Synthetic cathinones and their phenethylamine analogues produce distinct psychomotor and reward behavior in crayfish

[Display omitted] •Synthetic cathinones and phenethylamine analogues produce psychostimulation in crayfish.•Repeated drug doses increase the duration of psychomotor response.•Conditioning with 10 μg/g doses of mephedrone and 4-MMA increase preference for drug-paired substrate; an effect maintained through extinction trials.•Smaller doses of drugs are sufficient to produce psychostimulant sensitization while higher doses are necessary to elicit drug-induced reward. Synthetic cathinones share potent sympathomimetic properties with amphetamines due to their shared phenethylamine backbone. Despite recent work focused on understanding the behavioral effects of synthetic cathinones, a systematic comparison of neuropharmacology, behavior, and physiological effects with other stimulants, has remained elusive. In the present study, we explore the behavioral effects of cathinones in crayfish, a model system which combines a well characterized behavioral paradigm for addiction-like behaviors, a modularly organized nervous system, the lack of a formal blood-brain barrier, and experimental tractability. The objective of this study was to characterize the psychomotor and rewarding effects of methylated cathinones (methylone, mephedrone), and their non β-ketone substituted amphetamine analogs (4-methylmethamphetamine, 4-MMA and 3,4-methylenedioxymethamphetamine MDMA) in crayfish.
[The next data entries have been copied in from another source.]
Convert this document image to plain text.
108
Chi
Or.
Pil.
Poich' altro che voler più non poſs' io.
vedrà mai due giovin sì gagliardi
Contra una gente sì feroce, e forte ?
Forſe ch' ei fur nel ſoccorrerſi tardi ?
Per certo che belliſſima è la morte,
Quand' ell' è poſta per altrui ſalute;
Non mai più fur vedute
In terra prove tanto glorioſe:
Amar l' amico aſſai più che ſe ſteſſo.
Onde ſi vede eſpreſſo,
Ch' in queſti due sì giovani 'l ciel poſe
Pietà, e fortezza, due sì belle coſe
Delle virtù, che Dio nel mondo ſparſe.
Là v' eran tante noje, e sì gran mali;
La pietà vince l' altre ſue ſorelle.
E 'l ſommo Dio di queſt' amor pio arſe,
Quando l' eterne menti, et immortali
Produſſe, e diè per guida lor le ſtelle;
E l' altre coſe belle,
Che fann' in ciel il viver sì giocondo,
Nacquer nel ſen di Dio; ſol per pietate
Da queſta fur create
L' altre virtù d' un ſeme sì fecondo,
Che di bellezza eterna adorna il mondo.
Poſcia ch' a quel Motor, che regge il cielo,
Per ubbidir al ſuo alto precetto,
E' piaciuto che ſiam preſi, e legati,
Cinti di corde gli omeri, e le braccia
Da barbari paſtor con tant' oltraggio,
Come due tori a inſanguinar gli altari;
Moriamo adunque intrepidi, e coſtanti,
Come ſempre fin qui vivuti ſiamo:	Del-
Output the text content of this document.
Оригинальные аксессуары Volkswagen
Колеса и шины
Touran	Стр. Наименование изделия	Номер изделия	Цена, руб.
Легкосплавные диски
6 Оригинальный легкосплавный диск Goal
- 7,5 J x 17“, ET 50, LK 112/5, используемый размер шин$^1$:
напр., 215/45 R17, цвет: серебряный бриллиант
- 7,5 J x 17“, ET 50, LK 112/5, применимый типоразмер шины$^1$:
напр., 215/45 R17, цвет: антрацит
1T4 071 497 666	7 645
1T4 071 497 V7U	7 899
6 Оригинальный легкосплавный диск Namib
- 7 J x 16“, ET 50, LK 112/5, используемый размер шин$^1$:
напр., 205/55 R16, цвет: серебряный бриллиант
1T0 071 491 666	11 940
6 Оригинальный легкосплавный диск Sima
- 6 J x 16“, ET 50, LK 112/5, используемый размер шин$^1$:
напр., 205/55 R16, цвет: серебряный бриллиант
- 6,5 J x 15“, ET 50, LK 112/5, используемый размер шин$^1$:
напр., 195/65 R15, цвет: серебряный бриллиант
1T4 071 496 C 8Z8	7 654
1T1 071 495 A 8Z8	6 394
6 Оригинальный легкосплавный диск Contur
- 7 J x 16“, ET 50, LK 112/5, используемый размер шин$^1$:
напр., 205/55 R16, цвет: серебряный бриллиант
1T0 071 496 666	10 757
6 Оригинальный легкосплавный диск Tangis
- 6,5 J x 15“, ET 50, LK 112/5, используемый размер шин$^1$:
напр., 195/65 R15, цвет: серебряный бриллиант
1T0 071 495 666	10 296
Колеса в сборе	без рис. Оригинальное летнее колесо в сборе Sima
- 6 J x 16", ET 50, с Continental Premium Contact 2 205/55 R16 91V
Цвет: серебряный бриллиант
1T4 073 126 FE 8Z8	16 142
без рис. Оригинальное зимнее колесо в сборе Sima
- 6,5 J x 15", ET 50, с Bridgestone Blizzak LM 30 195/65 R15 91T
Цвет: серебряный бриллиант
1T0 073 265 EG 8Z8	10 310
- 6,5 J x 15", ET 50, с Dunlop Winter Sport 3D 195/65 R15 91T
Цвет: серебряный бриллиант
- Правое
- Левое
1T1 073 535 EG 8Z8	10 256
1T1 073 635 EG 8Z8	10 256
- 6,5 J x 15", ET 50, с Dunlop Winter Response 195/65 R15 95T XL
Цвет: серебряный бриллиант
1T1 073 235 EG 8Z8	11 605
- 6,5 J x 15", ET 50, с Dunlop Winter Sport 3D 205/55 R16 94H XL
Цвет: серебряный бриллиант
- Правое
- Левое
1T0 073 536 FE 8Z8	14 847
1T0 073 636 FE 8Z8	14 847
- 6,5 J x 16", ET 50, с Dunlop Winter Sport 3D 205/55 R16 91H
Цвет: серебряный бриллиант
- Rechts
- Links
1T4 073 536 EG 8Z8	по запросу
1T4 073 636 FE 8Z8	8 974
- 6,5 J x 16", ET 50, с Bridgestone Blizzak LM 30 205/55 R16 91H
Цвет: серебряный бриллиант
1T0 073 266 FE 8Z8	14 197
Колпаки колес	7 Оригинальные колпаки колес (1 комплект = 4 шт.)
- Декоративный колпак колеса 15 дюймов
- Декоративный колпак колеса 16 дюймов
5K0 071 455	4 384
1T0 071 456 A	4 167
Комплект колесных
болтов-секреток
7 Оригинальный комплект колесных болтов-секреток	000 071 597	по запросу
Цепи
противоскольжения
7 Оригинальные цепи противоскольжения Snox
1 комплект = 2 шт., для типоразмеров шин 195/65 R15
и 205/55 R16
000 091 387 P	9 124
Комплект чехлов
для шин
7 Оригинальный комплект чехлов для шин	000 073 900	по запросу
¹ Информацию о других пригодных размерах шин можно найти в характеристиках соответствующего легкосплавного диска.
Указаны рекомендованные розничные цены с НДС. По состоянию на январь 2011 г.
Our results suggest that these drugs produce psychostimulation, which sensitizes upon repeated drug administration. Furthermore, crayfish demonstrated a conditioned substrate preference for mephedrone and 4-MMA drug-pairings at a 10 μg/g dose, a preference which persisted even through a series of extinction trials. Our study indicates that synthetic cathinones and substituted amphetamine analogues produce distinct behavioral effects in an invertebrate system which consists of a relatively simple neuronal organization. The present findings provide an evolutionary context to our understanding about how drugs of abuse initiate reward at levels far beyond those specific to humans.